Figure 1: More Documents, Same Length. We create various sets containing the same questions but differing in the number of distractor documents. Each set includes a multi-hop question, all of the supporting documents that contain the information to answer the question (pink), and varying distractor documents (blue).We begin with either 10 or 20 documents (depending on the dataset) as our full-doc version (left) and then reduce the number of documents while maintaining a fixed context size. When fewer documents are used, the remaining documents are extended (blue without text) so that concatenating them yields the same total length.

The RAG approach enriches prompts with relevant documents, retrieved according to an input query [1]. For example, given a question about a certain historical period, RAG techniques can retrieve documents related to the time from a large historical corpus.

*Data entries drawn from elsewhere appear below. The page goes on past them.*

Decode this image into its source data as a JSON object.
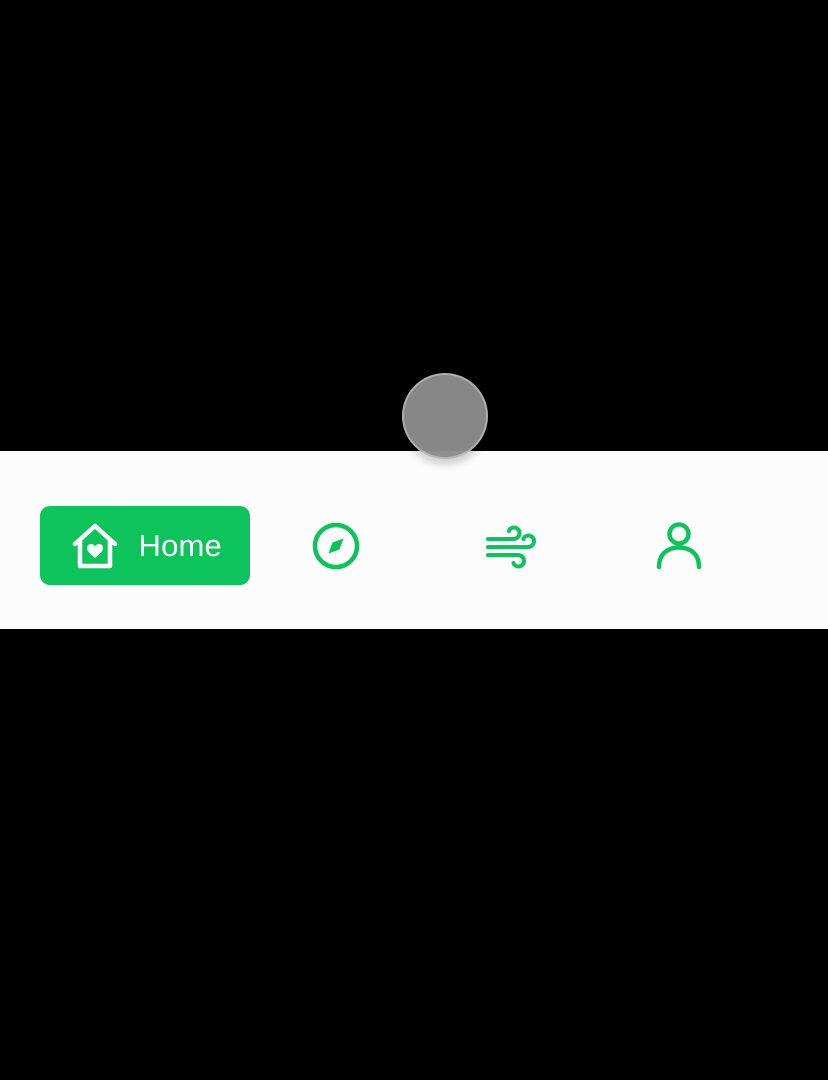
{
  "colors": {
    "accent": "#0cc45b",
    "nav_background": "#fcfcfc",
    "screen_background": "#000000",
    "touch_indicator": "#8c8c8c"
  },
  "bottom_nav": {
    "items": [
      {
        "label": "Home",
        "icon": "home-heart-icon",
        "active": true
      },
      {
        "label": "",
        "icon": "compass-icon",
        "active": false
      },
      {
        "label": "",
        "icon": "wind-icon",
        "active": false
      },
      {
        "label": "",
        "icon": "user-icon",
        "active": false
      }
    ]
  }
}
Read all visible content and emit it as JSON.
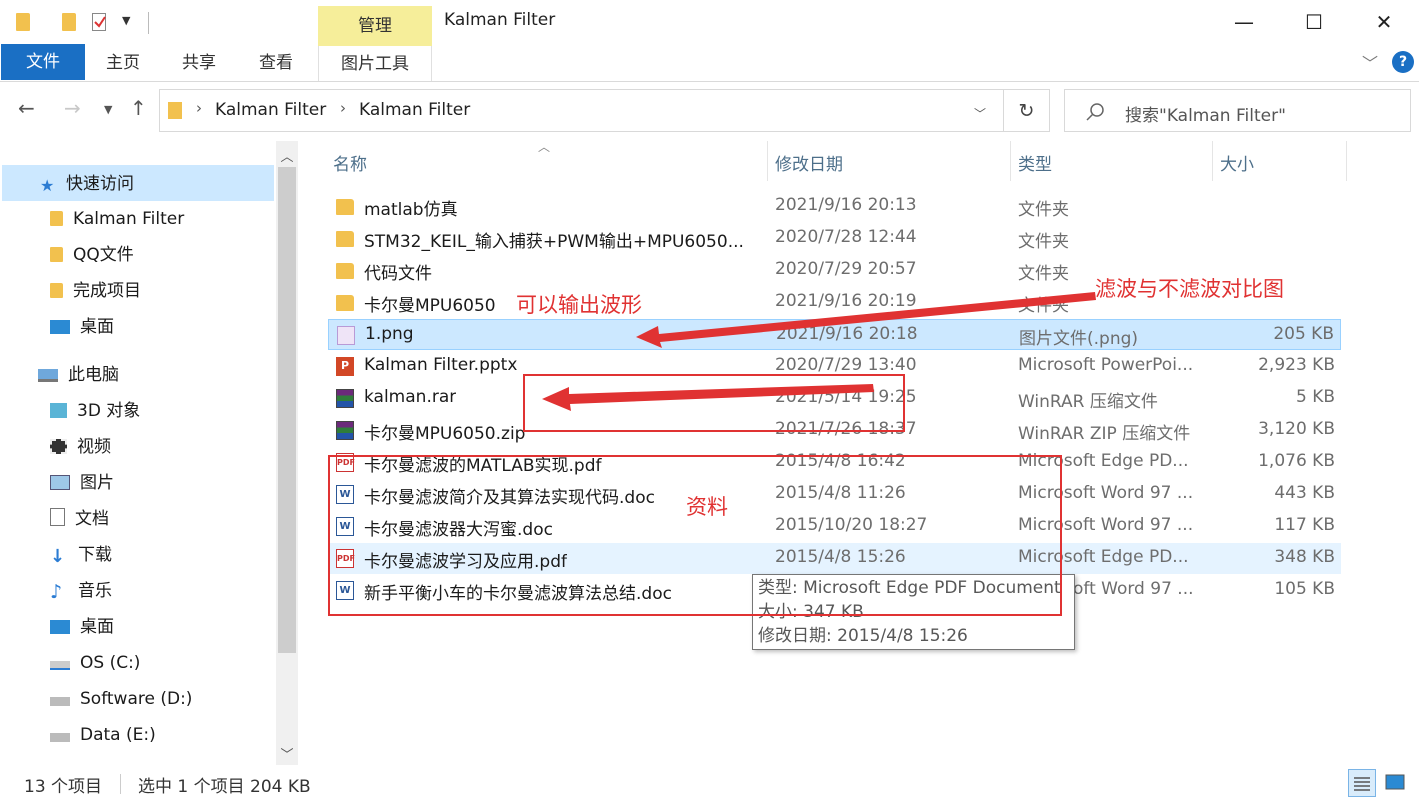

Recent work has noted a drop in RAG performance when retrieving many documents. For example, in multi-hop QA, LLMs struggle when the number of retrieved documents grows, even when presented with all the needed information [2][5]. Such deficiencies were observed without controlling for the number of tokens in which the information is conveyed, i.e., when the number of documents grew, so did the number of overall tokens, thus conflating between the challenge of long context and multi document.

a
b

Figure 2: Increasing the number of retrieved documents can hurt performance. In retrieval setups with fixed context windows, adding more documents could reduce performance by up to 10 percent. Two models (Llama-3.3 and Gemma-2) showed worse performance, while Qwen-2.5 remained unaffected. The smaller versions of the LLMs (7–9B) show a similar trend as their larger counterparts but the effect is weaker. The hues of the bars represent the amount of retrieved documents.. a — MusiQue, b — 2WikiMultihopQA

In this work, we address the following question: Assuming a fixed input length, how is LLM performance affected by the number of retrieved documents? This disentangles the challenge of long context from the challenge in processing collections of related documents – which often contain redundancies, conflicting information, and implicit inter-document relations [6], [7]. From a practical perspective, answering this question can help understand a breadth versus depth tradeoff — i.e., whether to strive to retrieve shorter context out of many documents or whether to aim to retrieve longer context out of fewer documents. An ideal experimental setup would have the exact information conveyed in the same number of tokens across varying number of documents, from a long and self-contained single document to a large, multi-document corpus. We find that the custom sets we constructed from MuSiQue [8] and 2WikiMultiHopQA[9], a multi-hop QA datasets, serve as a convenient approximation, allowing us to explore the relationship between long-context and multi-document comprehension in a controlled environment with real-world texts.

Each instance in both datasets consists of a question and a set of documents, where each document is an excerpt from a Wikipedia article retrieved according to the input question. Each instance is constructed such that the question can be answered based on only a subset of the input documents, while the other documents serve as realistic distractors in retrieval settings, as they revolve around the question’s topic but do not contain information required to answer the question.

We vary the number of documents in the input by gradually removing the distractor documents. When removing a distractor document, we respectively extend each of the remaining documents with distracting content from their corresponding Wikipedia article. Importantly, the process preserves the position of the relevant information within the cotext. This process is illustrated in 1.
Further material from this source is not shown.